Question

Three charges $+4q,Q$ and $+q$ are placed in a straight line such that the charge $Q$ is equidistant from both the other charges. What should be the charge $Q$ in order to make the net force on $+q$ to be zero ?

• A. $-q$
• B. $4q$
• C. $-\frac{q}{2}$
• D. $-2q$

Answer 1

The correct option is A $-q$

Let the distance between the charges $+4q$ and $+q$ be $l$.
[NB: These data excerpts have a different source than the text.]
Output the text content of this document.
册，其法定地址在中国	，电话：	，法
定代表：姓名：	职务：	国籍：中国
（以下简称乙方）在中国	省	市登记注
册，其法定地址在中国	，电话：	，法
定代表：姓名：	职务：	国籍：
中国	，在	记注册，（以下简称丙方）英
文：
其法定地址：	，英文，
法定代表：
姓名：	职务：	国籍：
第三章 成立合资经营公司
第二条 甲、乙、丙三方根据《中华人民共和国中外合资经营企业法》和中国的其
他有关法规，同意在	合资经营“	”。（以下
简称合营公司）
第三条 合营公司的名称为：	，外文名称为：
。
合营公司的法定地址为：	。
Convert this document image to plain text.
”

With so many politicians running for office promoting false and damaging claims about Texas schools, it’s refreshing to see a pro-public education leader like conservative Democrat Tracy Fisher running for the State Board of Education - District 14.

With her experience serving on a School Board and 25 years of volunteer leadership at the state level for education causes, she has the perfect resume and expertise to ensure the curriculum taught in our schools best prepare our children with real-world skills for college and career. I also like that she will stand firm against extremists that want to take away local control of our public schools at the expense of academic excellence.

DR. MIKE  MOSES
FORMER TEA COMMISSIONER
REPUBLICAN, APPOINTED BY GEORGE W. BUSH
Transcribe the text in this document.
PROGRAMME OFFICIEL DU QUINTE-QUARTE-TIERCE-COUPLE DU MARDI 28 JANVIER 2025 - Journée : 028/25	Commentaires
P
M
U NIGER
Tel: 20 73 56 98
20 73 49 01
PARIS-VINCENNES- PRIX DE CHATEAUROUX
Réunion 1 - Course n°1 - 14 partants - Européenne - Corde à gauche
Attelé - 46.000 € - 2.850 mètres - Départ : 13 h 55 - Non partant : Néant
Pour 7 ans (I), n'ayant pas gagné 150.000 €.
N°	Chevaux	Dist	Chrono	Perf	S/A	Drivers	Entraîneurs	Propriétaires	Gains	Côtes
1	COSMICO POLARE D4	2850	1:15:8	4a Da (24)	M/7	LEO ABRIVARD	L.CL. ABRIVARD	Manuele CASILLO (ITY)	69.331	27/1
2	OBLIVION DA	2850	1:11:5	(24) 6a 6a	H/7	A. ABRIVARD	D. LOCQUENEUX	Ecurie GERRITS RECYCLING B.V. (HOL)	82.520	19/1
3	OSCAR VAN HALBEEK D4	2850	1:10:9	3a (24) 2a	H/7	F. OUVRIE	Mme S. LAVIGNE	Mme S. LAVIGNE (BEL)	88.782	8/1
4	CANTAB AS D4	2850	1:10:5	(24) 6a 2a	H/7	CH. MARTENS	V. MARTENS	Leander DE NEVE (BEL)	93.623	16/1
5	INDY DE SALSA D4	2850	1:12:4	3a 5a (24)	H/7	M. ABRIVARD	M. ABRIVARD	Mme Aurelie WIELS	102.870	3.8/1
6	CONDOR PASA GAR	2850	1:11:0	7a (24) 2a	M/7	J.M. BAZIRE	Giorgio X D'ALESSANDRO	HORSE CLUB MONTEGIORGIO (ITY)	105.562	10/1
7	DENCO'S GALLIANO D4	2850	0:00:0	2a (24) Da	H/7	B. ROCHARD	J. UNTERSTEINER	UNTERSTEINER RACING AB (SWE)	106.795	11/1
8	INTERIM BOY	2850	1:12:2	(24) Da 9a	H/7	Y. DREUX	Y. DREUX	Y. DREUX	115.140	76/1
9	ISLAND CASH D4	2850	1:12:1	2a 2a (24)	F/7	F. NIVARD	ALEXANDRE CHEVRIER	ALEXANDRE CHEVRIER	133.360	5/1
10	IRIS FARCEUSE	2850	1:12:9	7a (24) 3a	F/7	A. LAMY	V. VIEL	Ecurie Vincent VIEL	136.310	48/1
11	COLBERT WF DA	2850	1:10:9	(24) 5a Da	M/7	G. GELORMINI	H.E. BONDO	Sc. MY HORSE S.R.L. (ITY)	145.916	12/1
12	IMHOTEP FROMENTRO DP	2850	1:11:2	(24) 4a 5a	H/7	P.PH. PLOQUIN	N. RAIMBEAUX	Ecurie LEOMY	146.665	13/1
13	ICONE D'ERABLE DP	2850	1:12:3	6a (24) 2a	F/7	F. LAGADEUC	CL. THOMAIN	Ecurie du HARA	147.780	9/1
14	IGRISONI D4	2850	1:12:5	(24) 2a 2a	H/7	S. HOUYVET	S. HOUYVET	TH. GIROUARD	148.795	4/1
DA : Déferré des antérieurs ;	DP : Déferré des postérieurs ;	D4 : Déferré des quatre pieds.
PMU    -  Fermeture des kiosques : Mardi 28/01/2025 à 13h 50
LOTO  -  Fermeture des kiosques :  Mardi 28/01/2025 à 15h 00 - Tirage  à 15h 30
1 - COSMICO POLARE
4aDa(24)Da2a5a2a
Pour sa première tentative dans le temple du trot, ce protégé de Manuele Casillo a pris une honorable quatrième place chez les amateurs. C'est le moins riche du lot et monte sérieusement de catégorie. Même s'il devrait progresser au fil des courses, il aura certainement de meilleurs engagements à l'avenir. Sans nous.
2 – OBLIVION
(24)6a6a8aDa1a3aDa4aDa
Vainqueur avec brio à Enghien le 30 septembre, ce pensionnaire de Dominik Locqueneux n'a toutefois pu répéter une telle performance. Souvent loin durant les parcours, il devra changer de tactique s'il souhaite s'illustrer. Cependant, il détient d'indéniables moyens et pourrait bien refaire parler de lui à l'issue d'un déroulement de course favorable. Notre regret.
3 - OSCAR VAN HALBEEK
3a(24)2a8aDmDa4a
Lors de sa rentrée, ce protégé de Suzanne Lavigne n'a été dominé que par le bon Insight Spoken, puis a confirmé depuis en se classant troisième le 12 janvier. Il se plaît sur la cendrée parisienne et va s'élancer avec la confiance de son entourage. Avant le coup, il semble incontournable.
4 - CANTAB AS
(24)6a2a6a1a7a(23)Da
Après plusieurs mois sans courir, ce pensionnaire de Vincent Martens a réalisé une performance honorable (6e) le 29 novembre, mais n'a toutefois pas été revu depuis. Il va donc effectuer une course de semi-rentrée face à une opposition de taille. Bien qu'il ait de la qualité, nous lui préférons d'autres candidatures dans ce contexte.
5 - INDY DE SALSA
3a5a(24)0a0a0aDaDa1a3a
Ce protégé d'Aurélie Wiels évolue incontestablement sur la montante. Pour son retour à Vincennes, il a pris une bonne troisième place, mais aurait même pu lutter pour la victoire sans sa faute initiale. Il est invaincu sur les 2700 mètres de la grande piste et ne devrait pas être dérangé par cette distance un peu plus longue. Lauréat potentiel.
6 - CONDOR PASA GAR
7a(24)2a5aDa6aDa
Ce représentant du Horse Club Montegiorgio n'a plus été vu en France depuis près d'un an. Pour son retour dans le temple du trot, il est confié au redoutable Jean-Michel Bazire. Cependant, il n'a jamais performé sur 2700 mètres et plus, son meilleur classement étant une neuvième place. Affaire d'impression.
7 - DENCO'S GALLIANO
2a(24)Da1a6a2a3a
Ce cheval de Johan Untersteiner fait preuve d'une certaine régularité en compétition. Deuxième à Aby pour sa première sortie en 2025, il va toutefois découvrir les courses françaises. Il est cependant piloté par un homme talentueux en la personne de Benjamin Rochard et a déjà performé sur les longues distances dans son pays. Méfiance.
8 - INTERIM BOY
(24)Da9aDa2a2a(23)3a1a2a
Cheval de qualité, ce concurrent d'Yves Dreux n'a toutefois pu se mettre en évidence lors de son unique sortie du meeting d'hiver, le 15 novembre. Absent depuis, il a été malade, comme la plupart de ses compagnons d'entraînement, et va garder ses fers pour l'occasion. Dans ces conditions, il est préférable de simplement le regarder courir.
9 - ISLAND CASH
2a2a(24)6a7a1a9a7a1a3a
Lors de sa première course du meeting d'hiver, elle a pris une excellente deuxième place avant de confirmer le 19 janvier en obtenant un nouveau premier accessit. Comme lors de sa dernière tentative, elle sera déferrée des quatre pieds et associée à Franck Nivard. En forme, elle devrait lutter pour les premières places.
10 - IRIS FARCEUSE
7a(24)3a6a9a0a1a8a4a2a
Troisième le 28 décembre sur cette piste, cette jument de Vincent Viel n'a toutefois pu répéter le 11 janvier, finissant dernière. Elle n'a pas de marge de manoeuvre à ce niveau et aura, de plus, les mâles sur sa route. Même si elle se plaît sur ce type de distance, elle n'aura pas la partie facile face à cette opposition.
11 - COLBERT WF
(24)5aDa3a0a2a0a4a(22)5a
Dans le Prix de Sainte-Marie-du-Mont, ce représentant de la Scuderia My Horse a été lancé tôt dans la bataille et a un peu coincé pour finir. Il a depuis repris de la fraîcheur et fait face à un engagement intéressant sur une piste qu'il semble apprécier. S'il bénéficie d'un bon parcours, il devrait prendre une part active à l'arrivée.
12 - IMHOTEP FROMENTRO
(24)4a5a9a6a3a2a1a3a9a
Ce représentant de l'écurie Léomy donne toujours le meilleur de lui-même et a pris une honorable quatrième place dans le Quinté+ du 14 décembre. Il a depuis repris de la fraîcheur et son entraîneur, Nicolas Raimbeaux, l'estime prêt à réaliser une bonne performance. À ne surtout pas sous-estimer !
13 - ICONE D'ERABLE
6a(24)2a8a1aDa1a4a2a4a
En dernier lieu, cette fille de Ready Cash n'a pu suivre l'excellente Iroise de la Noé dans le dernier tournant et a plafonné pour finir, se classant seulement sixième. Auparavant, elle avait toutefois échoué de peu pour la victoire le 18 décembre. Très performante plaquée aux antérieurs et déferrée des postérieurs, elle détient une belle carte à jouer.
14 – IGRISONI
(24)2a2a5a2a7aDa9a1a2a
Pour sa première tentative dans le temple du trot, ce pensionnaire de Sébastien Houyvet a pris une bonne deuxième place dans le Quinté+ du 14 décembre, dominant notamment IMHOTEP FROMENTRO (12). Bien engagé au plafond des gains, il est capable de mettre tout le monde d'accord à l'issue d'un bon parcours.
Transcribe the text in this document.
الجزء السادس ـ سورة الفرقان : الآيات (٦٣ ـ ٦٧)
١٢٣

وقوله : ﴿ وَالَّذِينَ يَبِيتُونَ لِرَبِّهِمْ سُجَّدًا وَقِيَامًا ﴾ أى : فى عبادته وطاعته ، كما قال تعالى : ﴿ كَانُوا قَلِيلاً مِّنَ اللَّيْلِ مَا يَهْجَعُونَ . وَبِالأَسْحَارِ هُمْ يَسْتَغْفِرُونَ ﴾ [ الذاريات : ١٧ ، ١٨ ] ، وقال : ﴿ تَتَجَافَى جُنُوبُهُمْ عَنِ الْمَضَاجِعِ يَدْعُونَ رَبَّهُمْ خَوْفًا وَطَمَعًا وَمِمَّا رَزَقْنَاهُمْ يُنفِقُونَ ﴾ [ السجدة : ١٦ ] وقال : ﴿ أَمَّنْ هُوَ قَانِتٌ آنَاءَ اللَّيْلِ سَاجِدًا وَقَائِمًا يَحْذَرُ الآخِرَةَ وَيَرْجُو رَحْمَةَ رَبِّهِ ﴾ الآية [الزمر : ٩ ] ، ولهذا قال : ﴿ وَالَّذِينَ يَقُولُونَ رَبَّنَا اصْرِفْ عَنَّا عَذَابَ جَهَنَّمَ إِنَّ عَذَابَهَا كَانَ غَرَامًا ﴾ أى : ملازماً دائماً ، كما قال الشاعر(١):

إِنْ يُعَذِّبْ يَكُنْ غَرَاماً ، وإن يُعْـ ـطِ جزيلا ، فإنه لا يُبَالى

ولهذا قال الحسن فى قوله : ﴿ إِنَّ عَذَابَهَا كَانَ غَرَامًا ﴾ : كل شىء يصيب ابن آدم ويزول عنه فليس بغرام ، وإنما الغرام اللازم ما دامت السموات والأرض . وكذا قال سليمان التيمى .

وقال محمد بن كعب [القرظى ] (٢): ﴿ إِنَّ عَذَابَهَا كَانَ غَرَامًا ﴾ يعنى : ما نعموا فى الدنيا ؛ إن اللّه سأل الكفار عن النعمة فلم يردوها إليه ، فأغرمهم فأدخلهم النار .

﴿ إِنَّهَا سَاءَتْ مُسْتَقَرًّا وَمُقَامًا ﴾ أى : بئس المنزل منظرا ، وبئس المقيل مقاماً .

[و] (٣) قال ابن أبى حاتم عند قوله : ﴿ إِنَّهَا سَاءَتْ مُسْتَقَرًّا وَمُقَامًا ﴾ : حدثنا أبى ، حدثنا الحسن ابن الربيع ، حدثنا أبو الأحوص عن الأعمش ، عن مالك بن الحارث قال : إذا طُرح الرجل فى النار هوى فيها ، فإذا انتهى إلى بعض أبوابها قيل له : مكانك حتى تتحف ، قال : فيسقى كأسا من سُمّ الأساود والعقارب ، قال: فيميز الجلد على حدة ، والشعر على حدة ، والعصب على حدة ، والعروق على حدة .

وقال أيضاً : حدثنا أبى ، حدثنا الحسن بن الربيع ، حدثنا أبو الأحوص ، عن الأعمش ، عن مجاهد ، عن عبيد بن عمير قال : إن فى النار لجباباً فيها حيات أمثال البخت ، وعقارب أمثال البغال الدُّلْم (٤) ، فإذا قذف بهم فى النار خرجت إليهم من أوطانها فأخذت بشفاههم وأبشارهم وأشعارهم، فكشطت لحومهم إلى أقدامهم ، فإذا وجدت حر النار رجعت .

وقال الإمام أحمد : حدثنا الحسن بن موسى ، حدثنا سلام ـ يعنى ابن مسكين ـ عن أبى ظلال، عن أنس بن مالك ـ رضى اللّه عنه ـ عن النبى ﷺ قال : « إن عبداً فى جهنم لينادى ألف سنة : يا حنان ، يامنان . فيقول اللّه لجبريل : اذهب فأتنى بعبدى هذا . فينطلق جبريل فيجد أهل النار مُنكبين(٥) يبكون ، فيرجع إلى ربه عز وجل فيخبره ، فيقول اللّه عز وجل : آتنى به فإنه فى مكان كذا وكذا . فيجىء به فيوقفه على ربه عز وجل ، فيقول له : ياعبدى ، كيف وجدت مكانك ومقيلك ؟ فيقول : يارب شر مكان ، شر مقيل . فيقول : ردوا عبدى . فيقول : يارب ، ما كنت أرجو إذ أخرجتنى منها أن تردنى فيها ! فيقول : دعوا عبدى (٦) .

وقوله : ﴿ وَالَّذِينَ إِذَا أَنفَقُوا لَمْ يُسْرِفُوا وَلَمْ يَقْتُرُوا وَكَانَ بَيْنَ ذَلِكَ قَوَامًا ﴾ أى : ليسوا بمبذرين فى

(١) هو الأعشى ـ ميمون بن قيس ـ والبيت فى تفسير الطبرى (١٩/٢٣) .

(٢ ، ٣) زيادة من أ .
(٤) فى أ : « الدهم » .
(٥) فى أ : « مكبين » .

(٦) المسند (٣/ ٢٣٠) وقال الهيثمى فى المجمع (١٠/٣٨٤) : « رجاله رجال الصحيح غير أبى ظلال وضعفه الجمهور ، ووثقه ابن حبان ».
For $q$ to be in equilibrium $(F_{\text{net}}=0),Q$ and $q$ must be oppositely charged.
Let $F_1$ and $F_2$ is the force experienced by $q$ due to charges $Q$ and $+4q$ respectively.
Thus, $|F_1|=|F_2|$
$\Rightarrow \frac{kQq}{{\left(\frac{l}{2}\right)}^2}=\frac{k\left(4q\right)\left(q\right)}{l^2}$
($F_1$ is the attractive force by $Q$ and $F_2$ is repulsive force by $+4q$)
$\Rightarrow \frac{4kQq}{l^2}=\frac{4k{q}^2}{l^2}$
$\Rightarrow Q=q$
Since $Q$ and $q$ are of opposite nature.
$\therefore Q=-q$
Hence, option (a) is correct.

$\begin{array}{c}\text{It intends to test application of Coulomb's}\\ \text{law to achieve equilibrium of a charged body.}\end{array}$